Pierce: For starters, Trump went out of his way
Post# of 65628
Quote:
Pierce: For starters, Trump went out of his way to talk about Russian hookers.
Bonus points for "Mustache of Righteousness."
http://www.esquire.com/news-politics/politics...a-hookers/
On the train to D.C., and it's already been an eventful Jim Comey Eve. On Wednesday afternoon, in front of the Senate Intelligence Committee, Dan Coats, the director of national intelligence, and Mike Rogers, an admiral and the head of the National Security Agency, threw up an embarrassing stonewall and did so in costume—Rogers as John Ehrlichman, and Coats as Bartleby the Scrivener.
The latter got crossways with Senator Angus King, Independent of Maine, and the Mustache of Righteousness was having none of Coats's foolishness...
By the end of it, Coats looked as though he might accidentally confess to the Lindbergh kidnapping. For his part, Rogers pretty much told the committee to go whistle up an alley. King was right. There was no legal reason for Coats and Rogers to refuse to answer the committee's questions. Had they been a couple of hippie lawyers, they'd have been hauled away in irons and charged with contempt of Congress, which both of them displayed in abundance.

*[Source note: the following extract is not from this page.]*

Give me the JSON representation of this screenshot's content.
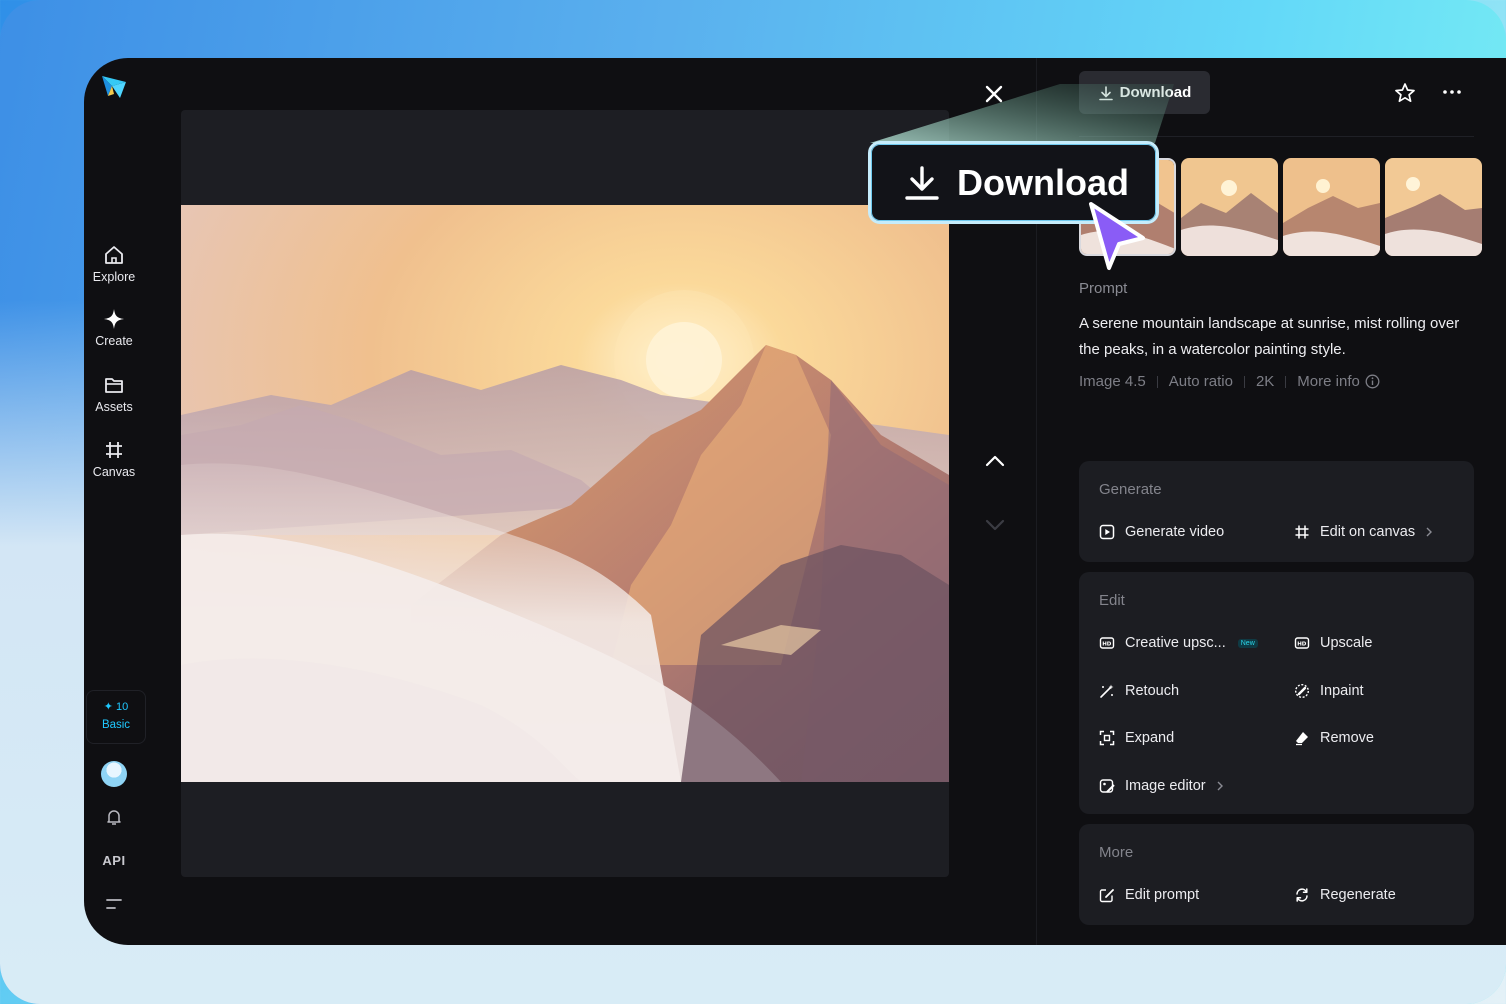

Then, later on Wednesday afternoon, the committee released the opening statement that Comey plans to deliver when he appears before the committee on Thursday in what already has become a media spectacle somewhere between the Bobby Riggs-Billie Jean King tennis match and the OJ trial.
This was a particularly shrewd move by Comey, since none of us knew whether the president* would wake up early Thursday morning screaming "Executive privilege!" and demanding a polonium-tipped umbrella.
The statement was pure Comey: straightforward with a touch of the dramatist to it, clear enough to show that the president* was asking everyone except Diamond and Silk to shut down the Russia investigation, and loaded with juicy details...
This is the President* of the United States explaining to the director of the FBI, unbidden, that he had not been involved with hookers in Russia. Thursday should be a show and a half. At the moment, Comey's statement—and the earlier stonewalling—is being spun as some sort of "vindication" for the White House, although it's hard to see why.
When asked about the president*'s clear desire that the Russia investigation be 86'd, the president*'s defenders essentially argue that, what did we all expect?
The guy never had been president before. I think that defense needs work. I also think it's not smart to bring up hookers with the director of the FBI if he hasn't asked about them.